Editor’s note: this post follows on from Christina Lee’s analysis of the decision in Schuette v Coalition to Defend Affirmative Action.
While allowing Michigan to ban affirmative action, the Schuette majority has preserved the political process theory of Equal Protection, which requires judicial scrutiny when political majorities attack antidiscrimination policies and which invalidated legislative efforts to dismantle existing antidiscrimination and integration policies in the past. Concurring in Schuette, Justices Scalia and Thomas expressed their willingness to discard the political process doctrine altogether. Dissenting Justices Sotomayor and Ginsburg framed Michigan’s affirmative action ban as functionally similar to historical efforts by democratic majorities to repeal fair housing and school integration policies.
The Schuette plurality refuses to acknowledge similarities between the antidiscrimination and integration policies that were protected over three decades ago, on the one hand, and affirmative action in university admissions in Michigan in the 21st century, on the other hand. If the Court relied on the political process doctrine to invalidate the Michigan affirmative action ban, it would be implicitly acknowledging affirmative action’s family resemblance to antidiscrimination law. Such a move would destabilize the Court’s Equal Protection jurisprudence, which has spent an entire generation declaring race-conscious affirmative action to be itself discriminatory in most forms. Under this logic, banning affirmative action is an affirmation of antidiscrimination law, not an attack.
Six Justices still embrace the political process doctrine, but they disagree about what it prohibits. Justice Kennedy’s plurality is troubled by the suggestion that Equal Protection prevents democratic sovereigns from burdening minorities’ pursuit of policies that are primarily in their interest. Saying that a policy like affirmative action is primarily in the minorities’ interest can become racial stereotyping. After all, the Court has only permitted affirmative action to the extent that it’s narrowly tailored to achieve diversity, which benefits everyone. But if minorities don’t have a special interest in affirmative action, their burdens in pursuing it will be unproblematic, or at least no more problematic than everyone’s difficulties in changing the will of the democratic sovereign. Thus, Justice Kennedy concludes that the political process cases “were ones in which the political restriction in question was designed to be used, or was likely to be used, to encourage infliction of injury by reason of race.” If the absence of affirmative action does not inflict injury by reason of race, the Michigan ban is consistent with the political process doctrine.
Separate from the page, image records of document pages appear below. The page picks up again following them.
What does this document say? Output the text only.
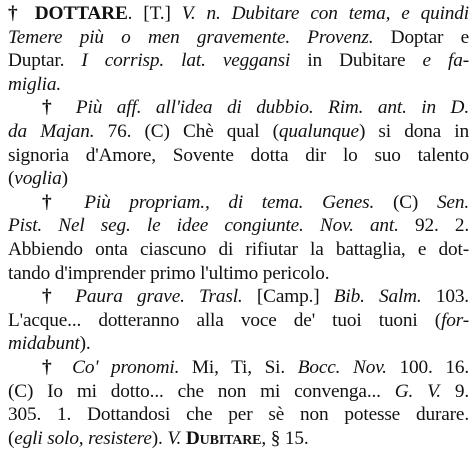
† DOTTARE. [T.] V. n. Dubitare con tema, e quindi
Temere più o men gravemente. Provenz. Doptar e
Duptar. I corrisp. lat. veggansi in Dubitare e fa-
miglia.
† Più aff. all'idea di dubbio. Rim. ant. in D.
da Majan. 76. (C) Chè qual (qualunque) si dona in
signoria d'Amore, Sovente dotta dir lo suo talento
(voglia)
† Più propriam., di tema. Genes. (C) Sen.
Pist. Nel seg. le idee congiunte. Nov. ant. 92. 2.
Abbiendo onta ciascuno di rifiutar la battaglia, e dot-
tando d'imprender primo l'ultimo pericolo.
† Paura grave. Trasl. [Camp.] Bib. Salm. 103.
L'acque... dotteranno alla voce de' tuoi tuoni (for-
midabunt).
† Co' pronomi. Mi, Ti, Si. Bocc. Nov. 100. 16.
(C) Io mi dotto... che non mi convenga... G. V. 9.
305. 1. Dottandosi che per sè non potesse durare.
(egli solo, resistere). V. Dubitare, § 15.
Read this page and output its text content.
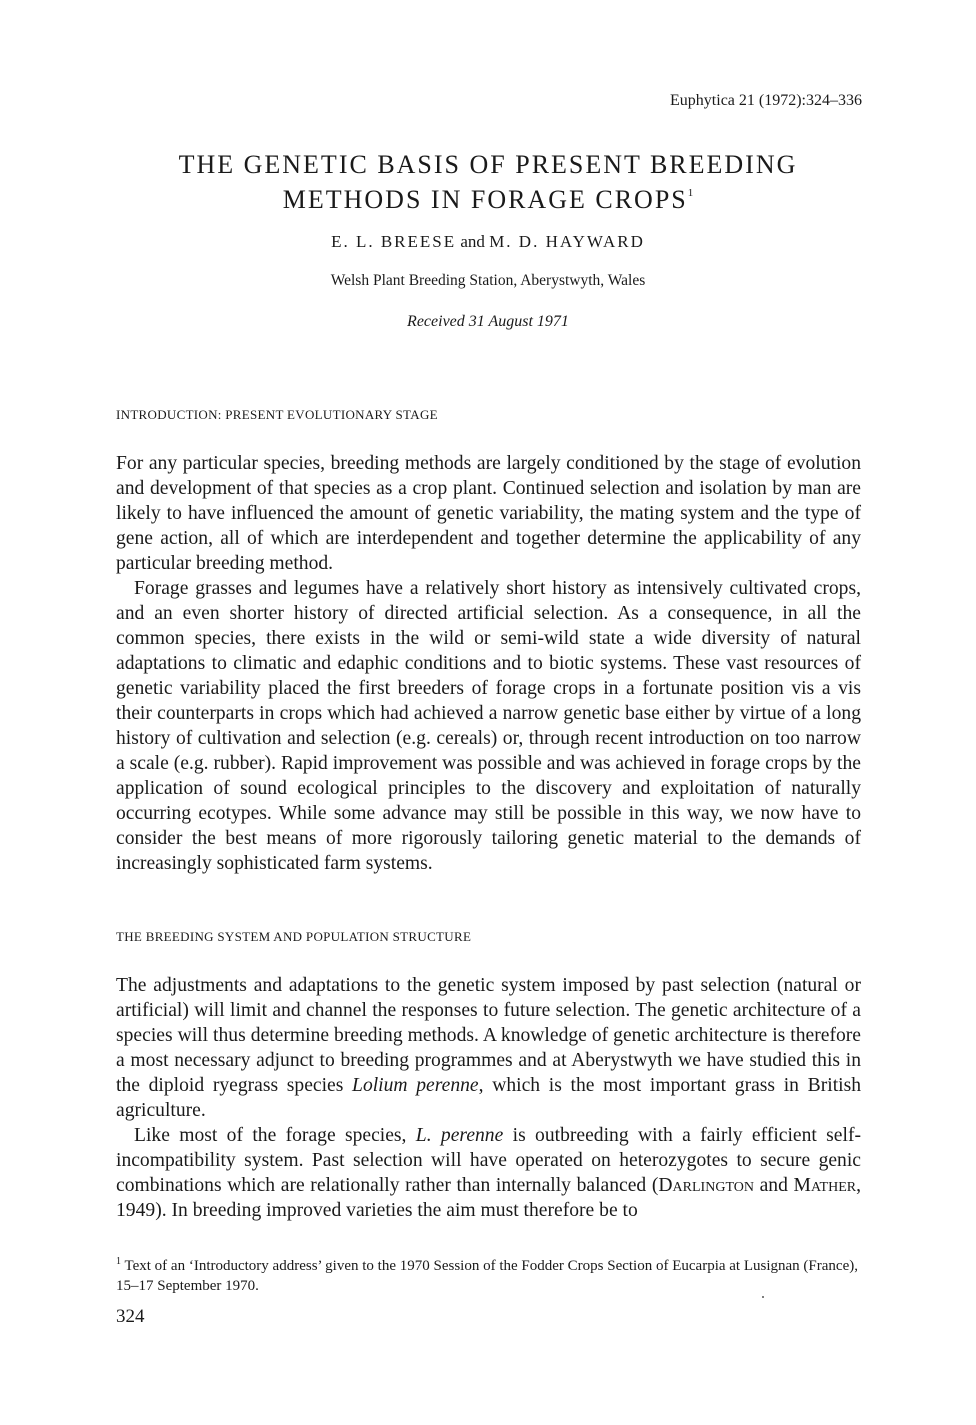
Euphytica 21 (1972):324–336
THE GENETIC BASIS OF PRESENT BREEDING
METHODS IN FORAGE CROPS$^1$
E. L. BREESE and M. D. HAYWARD
Welsh Plant Breeding Station, Aberystwyth, Wales
Received 31 August 1971
INTRODUCTION: PRESENT EVOLUTIONARY STAGE

For any particular species, breeding methods are largely conditioned by the stage of evolution and development of that species as a crop plant. Continued selection and isolation by man are likely to have influenced the amount of genetic variability, the mating system and the type of gene action, all of which are interdependent and together determine the applicability of any particular breeding method.

Forage grasses and legumes have a relatively short history as intensively cultivated crops, and an even shorter history of directed artificial selection. As a consequence, in all the common species, there exists in the wild or semi-wild state a wide diversity of natural adaptations to climatic and edaphic conditions and to biotic systems. These vast resources of genetic variability placed the first breeders of forage crops in a fortunate position vis a vis their counterparts in crops which had achieved a narrow genetic base either by virtue of a long history of cultivation and selection (e.g. cereals) or, through recent introduction on too narrow a scale (e.g. rubber). Rapid improvement was possible and was achieved in forage crops by the application of sound ecological principles to the discovery and exploitation of naturally occurring ecotypes. While some advance may still be possible in this way, we now have to consider the best means of more rigorously tailoring genetic material to the demands of increasingly sophisticated farm systems.

THE BREEDING SYSTEM AND POPULATION STRUCTURE

The adjustments and adaptations to the genetic system imposed by past selection (natural or artificial) will limit and channel the responses to future selection. The genetic architecture of a species will thus determine breeding methods. A knowledge of genetic architecture is therefore a most necessary adjunct to breeding programmes and at Aberystwyth we have studied this in the diploid ryegrass species Lolium perenne, which is the most important grass in British agriculture.

Like most of the forage species, L. perenne is outbreeding with a fairly efficient self-incompatibility system. Past selection will have operated on heterozygotes to secure genic combinations which are relationally rather than internally balanced (Darlington and Mather, 1949). In breeding improved varieties the aim must therefore be to

$^1$ Text of an ‘Introductory address’ given to the 1970 Session of the Fodder Crops Section of Eucarpia at Lusignan (France), 15–17 September 1970.
324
In her dissenting opinion, Justice Sotomayor argues that the Michigan ban especially burdens minorities by requiring them to amend the state constitution in order to pursue a policy that is in their interest. Everyone else can simply lobby a University board to pursue a university admissions policy in their interest, such as legacy admissions or preferences for athletes. But even Justice Sotomayor’s application of the political process theory to invalidate Michigan’s affirmative action ban would not lead to the conclusion that Equal Protection protects race-based affirmative action in public universities from the political process. Suppose that Michigan voters had passed a constitutional amendment requiring that university admissions be based solely on SAT scores. Now, everyone – not only minorities – would have to amend the constitution to pursue policies in their interest. Given the well-known black-white test score gap, this hypothetical SAT-only policy would produce a decline in black enrollment at public universities. But the political process theory of Equal Protection would not prohibit it. Under the approach embraced by Justice Sotomayor, a ban on affirmative action that banned other purported privileges simultaneously would be consistent with Equal Protection, even if it had the effect of reducing minority enrollment at elite universities.
The Schuette decision is a reminder of the battles that are not being waged. No litigant or Justice argued that the Equal Protection Clause requires public universities to achieve integration through race-conscious affirmative action. Such arguments are not made seriously in the United States. Yet, Justice Scalia is correct in observing that the political process doctrine, even in the limited formulation preserved by the plurality, “leaves ajar an effects-test escape hatch” that would permit an “equal protection violation where there is no discriminatory intent.” If Justice Kennedy’s plurality opinion unwittingly creates an escape hatch from the shackles of established Equal Protection precedents, Justice Sotomayor’s dissent demonstrates the jurisprudential gymnastics required to navigate one’s way through it. What is as necessary as it is implausible is a more straightforward reconsideration of the Court’s four decades of restricting affirmative action and disparate impact liability in the name of Equal Protection.